There’s little upside for companies to make doses of their vaccines available for study purposes. With global demand vastly exceeding current supply, manufacturers can sell every dose that they can make.

And there are potential downsides. If a clinical trial testing a new vaccine shows it performs better than the vaccine to which it was compared, that doesn’t help future sales of the comparator vaccine. Likewise, if a study showed that it would be better to use a different vaccine as a booster shot — called a heterologous boost — that could undercut plans by manufacturers like Pfizer and Moderna to sell third shots of their vaccines.

There are many questions that need answering about the best way to use Covid vaccines. And the only way to answer them is to conduct studies — studies that would require doses of vaccines like Pfizer-BioNTech’s Comirnaty and Moderna’s Spikevax, as well as the Johnson & Johnson and AstraZeneca vaccines and shots made by manufacturers outside of North America and Europe.

“Whether it’s interval [between doses], whether it’s heterologous prime-boost [studies], whether it’s boosting strategies, fractional dosing, whatever …  you need an authorized vaccine” to test against, Lurie said. “And we can’t get access to vaccines. That’s the basic issue.”

The problem shouldn’t be insurmountable. The South Korean vaccine manufacturer, SK Bioscience, announced recently that it is beginning a Phase 3 trial of a vaccine it is developing in conjunction with vaccine giant GSK, which is supplying a boosting compound known as an adjuvant. The clinical trial will compare the SK vaccine against AstraZeneca’s vaccine. SK Bioscience also produces the AstraZeneca vaccine.

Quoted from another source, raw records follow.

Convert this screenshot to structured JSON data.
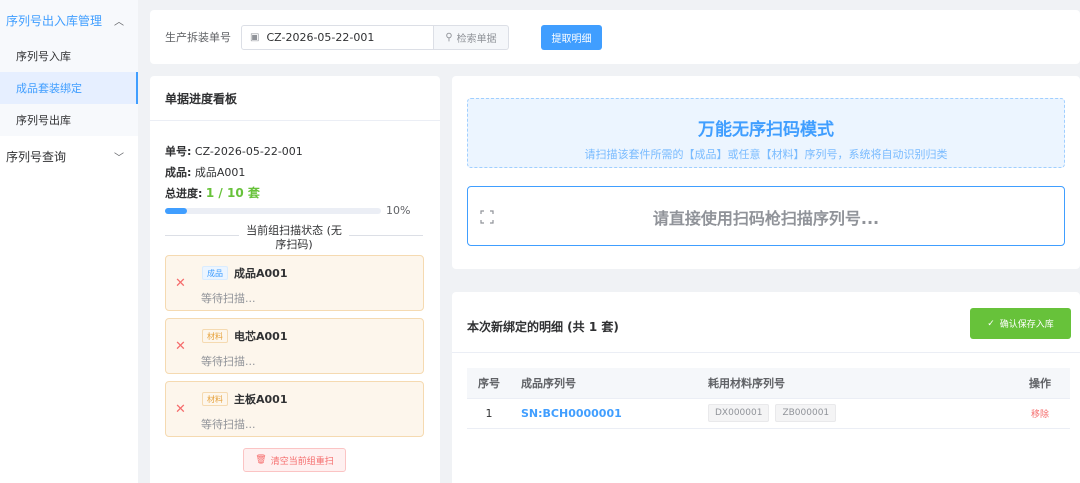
{
  "sidebar": {
    "group_inout": "序列号出入库管理",
    "items": [
      {
        "label": "序列号入库"
      },
      {
        "label": "成品套装绑定"
      },
      {
        "label": "序列号出库"
      }
    ],
    "group_query": "序列号查询"
  },
  "topbar": {
    "order_label": "生产拆装单号",
    "order_value": "CZ-2026-05-22-001",
    "search_label": "检索单据",
    "fetch_label": "提取明细"
  },
  "board": {
    "title": "单据进度看板",
    "order_key": "单号:",
    "order_val": "CZ-2026-05-22-001",
    "product_key": "成品:",
    "product_val": "成品A001",
    "progress_key": "总进度:",
    "progress_val": "1 / 10 套",
    "progress_fraction": 0.1,
    "progress_pct": "10%",
    "group_status_line1": "当前组扫描状态 (无",
    "group_status_line2": "序扫码)",
    "cards": [
      {
        "tag": "成品",
        "tag_color": "blue",
        "name": "成品A001",
        "status": "等待扫描..."
      },
      {
        "tag": "材料",
        "tag_color": "orange",
        "name": "电芯A001",
        "status": "等待扫描..."
      },
      {
        "tag": "材料",
        "tag_color": "orange",
        "name": "主板A001",
        "status": "等待扫描..."
      }
    ],
    "clear_label": "清空当前组重扫"
  },
  "scan": {
    "mode_title": "万能无序扫码模式",
    "mode_desc": "请扫描该套件所需的【成品】或任意【材料】序列号，系统将自动识别归类",
    "placeholder": "请直接使用扫码枪扫描序列号..."
  },
  "detail": {
    "title": "本次新绑定的明细 (共 1 套)",
    "save_label": "确认保存入库",
    "columns": {
      "no": "序号",
      "sn": "成品序列号",
      "materials": "耗用材料序列号",
      "ops": "操作"
    },
    "rows": [
      {
        "no": "1",
        "sn": "SN:BCH0000001",
        "mat1": "DX000001",
        "mat2": "ZB000001",
        "action": "移除"
      }
    ]
  },
  "colors": {
    "primary": "#409eff",
    "success": "#67c23a",
    "danger": "#f56c6c",
    "warning": "#e6a23c"
  }
}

On the health policy studies front, so-called mix-and-match trials are being conducted both in the United States and in Britain. The aim is to see whether using two different vaccines is more effective than using the same vaccine for both priming and boosting doses.

The U.S. trial, being conducted by the National Institute of Allergy and Infectious Diseases, is studying combinations of the three vaccines authorized for use in this country: the Pfizer, Moderna and J&J vaccines. The U.K. trial, being conducted by the University of Oxford, is studying combinations of the Pfizer, Moderna, and AstraZeneca vaccines — which are all authorized for use in Britain — as well as a vaccine made by Novavax, which is in the process of seeking emergency use authorization from the British regulatory authorities.

But in both cases, the trials are only being conducted using vaccines authorized for use in the country in which the study is being conducted. That means that questions that have global ramifications — for instance, could some of the Chinese vaccines be more effective if boosted with a Pfizer, AstraZeneca, or Novavax vaccine? — won’t be answered by these studies. None of the Chinese vaccines has been authorized in either the U.S. or the U.K.

Lurie said CEPI is willing to finance some of these crucial studies, but “moving forward on any of those things is contingent upon us getting vaccine.”

The amount of vaccine doses needed is not massive. A Phase 3 trial of a new vaccine might require 20,000 doses of a comparator vaccine. A Phase 2 trial measuring immunogenicity — the levels of antibodies vaccine doses generate — would need substantially fewer. The British trial, called Com-COV2, is giving just over 1,000 volunteers a third dose of a vaccine that differs from their original vaccination regimen. The U.S. trial is smaller still, involving about 150 people.

Lurie said the problem could be solved, if countries buying vaccine modify the contracts with suppliers. A number have initially indicated willingness, she said, but progress has stalled when they realize the amount of work involved.

“We have a global problem to solve,” Lurie said. “We’re stuck with the vaccines we have unless we can move forward.”